Las conchas de los gastrópodos murícidos carecen de dimorfismo sexual por lo que, para la determinación del sexo, es necesario revisar las partes blandas buscando la presencia o ausencia de pene, teniendo la precaución de no dañar a los animales. Las hembras depositaron en las paredes de los frascos y bajo el nivel del agua de 1 a 20 cápsulas diarias. Los caracoles tendieron a unir sus cápsulas formando una gran masa comunal, lo cual dificultó distinguir cuál hembra depositó determinadas cápsulas. Después de la oviposición, las cápsulas mostraron cambios de color que están relacionados con el grado de desarrollo de los embriones. Inicialmente las cápsulas son blanquecinas y, en dos días, cambian a su color a blanco-cremoso. Después de dos a tres semanas de desarrollo, presentan un color café claro que luego se obscurece. Ocasionalmente algunas cápsulas tomaron un color púrpura y éstas contenían embriones muertos. Conforme fueron pasando los días, las características de cada etapa de desarrollo del caracol púrpura fueron las siguientes:

Día 0: Ovocitos/huevos. Huevos telolécitos. No se observa núcleo debido a la cantidad de gránulos de vitelo que ocupan la totalidad del volumen celular (fig. 1). Diámetro medio: 149.8 um (DE ± 6.7, rango: 137-159 µm).

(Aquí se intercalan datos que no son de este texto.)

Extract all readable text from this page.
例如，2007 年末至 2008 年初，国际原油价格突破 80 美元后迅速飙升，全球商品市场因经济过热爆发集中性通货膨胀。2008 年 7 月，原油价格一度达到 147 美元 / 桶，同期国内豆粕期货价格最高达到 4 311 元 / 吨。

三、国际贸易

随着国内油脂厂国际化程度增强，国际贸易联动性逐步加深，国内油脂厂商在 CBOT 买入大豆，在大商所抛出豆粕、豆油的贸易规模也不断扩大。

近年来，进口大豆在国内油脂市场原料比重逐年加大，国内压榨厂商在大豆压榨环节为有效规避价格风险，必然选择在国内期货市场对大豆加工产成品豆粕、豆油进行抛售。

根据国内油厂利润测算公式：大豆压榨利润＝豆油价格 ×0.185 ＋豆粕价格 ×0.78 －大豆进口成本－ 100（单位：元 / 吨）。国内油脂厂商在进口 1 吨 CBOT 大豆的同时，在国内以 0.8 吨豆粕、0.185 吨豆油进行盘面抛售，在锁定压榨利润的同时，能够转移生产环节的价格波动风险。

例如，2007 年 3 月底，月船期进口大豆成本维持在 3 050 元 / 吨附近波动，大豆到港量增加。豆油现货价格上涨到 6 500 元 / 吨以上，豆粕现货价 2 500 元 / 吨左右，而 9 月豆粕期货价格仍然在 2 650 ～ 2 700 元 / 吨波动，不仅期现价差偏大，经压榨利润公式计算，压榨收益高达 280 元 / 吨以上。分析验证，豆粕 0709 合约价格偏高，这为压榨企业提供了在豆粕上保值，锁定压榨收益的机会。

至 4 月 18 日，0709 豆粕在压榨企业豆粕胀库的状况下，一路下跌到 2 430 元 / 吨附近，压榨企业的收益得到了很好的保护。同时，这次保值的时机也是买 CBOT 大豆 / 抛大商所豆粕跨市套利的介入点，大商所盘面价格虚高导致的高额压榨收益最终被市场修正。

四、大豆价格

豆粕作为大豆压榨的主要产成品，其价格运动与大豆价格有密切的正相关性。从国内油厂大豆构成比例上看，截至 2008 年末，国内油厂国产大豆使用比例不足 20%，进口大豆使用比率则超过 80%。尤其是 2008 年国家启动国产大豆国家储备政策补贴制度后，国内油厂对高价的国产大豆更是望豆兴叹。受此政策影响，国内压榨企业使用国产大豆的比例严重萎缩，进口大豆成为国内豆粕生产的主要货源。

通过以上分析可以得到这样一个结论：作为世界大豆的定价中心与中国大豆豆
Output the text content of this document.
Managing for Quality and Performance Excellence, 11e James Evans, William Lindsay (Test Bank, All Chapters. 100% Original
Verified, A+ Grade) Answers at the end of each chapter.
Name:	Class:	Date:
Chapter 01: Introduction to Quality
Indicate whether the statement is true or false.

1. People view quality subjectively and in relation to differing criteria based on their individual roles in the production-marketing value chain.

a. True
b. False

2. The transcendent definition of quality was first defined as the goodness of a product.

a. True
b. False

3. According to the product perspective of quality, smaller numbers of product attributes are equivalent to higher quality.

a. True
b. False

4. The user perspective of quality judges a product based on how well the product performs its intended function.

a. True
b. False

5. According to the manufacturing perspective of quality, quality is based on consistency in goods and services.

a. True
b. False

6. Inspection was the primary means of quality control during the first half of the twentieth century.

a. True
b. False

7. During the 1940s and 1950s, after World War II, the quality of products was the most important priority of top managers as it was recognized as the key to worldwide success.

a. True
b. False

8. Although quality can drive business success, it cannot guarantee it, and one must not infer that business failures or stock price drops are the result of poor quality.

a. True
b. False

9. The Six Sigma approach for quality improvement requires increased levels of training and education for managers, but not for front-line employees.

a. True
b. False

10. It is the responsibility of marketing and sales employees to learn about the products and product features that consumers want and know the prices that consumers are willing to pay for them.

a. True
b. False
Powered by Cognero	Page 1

Días 3-7: Segmentación. Segmentación espiral con un macrómero vegetativo lleno de vitelo y más de 20 micrómeros de tamaño variable con núcleos evidentes en el polo animal, los mayores adyacentes al macrómero y los más pequeños distales (fig. 2a, b). Largo: 198 µm (DE ± 88.5, rango: 166-282 µm). Ancho: 172 µm (DE ± 58.6, rango: 128-343 µm).

Días 8-12: Gastrulación. En embriones con gastrulación inicial, los micrómeros periféricos se aplanan para iniciar su desplazamiento mediante epibolia (fig. 3a, b). En aquellos donde ésta ha terminado, se observa el blastoporo (fig. 3c, d). Largo: 198 µm (DE ± 88.5, rango: 166-282 µm). Ancho: 172 µm (DE ± 58.6, rango: 128-343 µm). Posteriormente inicia la formación de los llamados riñones larvarios que, de acuerdo con Fretter and Graham (1994), son proyecciones del ectodermo de una o varias células en las que se acumulan productos de excreción durante la fase embrionaria. Se observa la presencia de cilios en el blastoporo, en las protuberancias laterales (riñones larvarios) y en el extremo opuesto al blastoporo. Largo: 187 µm (DE ± 57, rango: 147-408 µm). Ancho: 164 µm (DE ± 42.4, rango: 132-361 µm).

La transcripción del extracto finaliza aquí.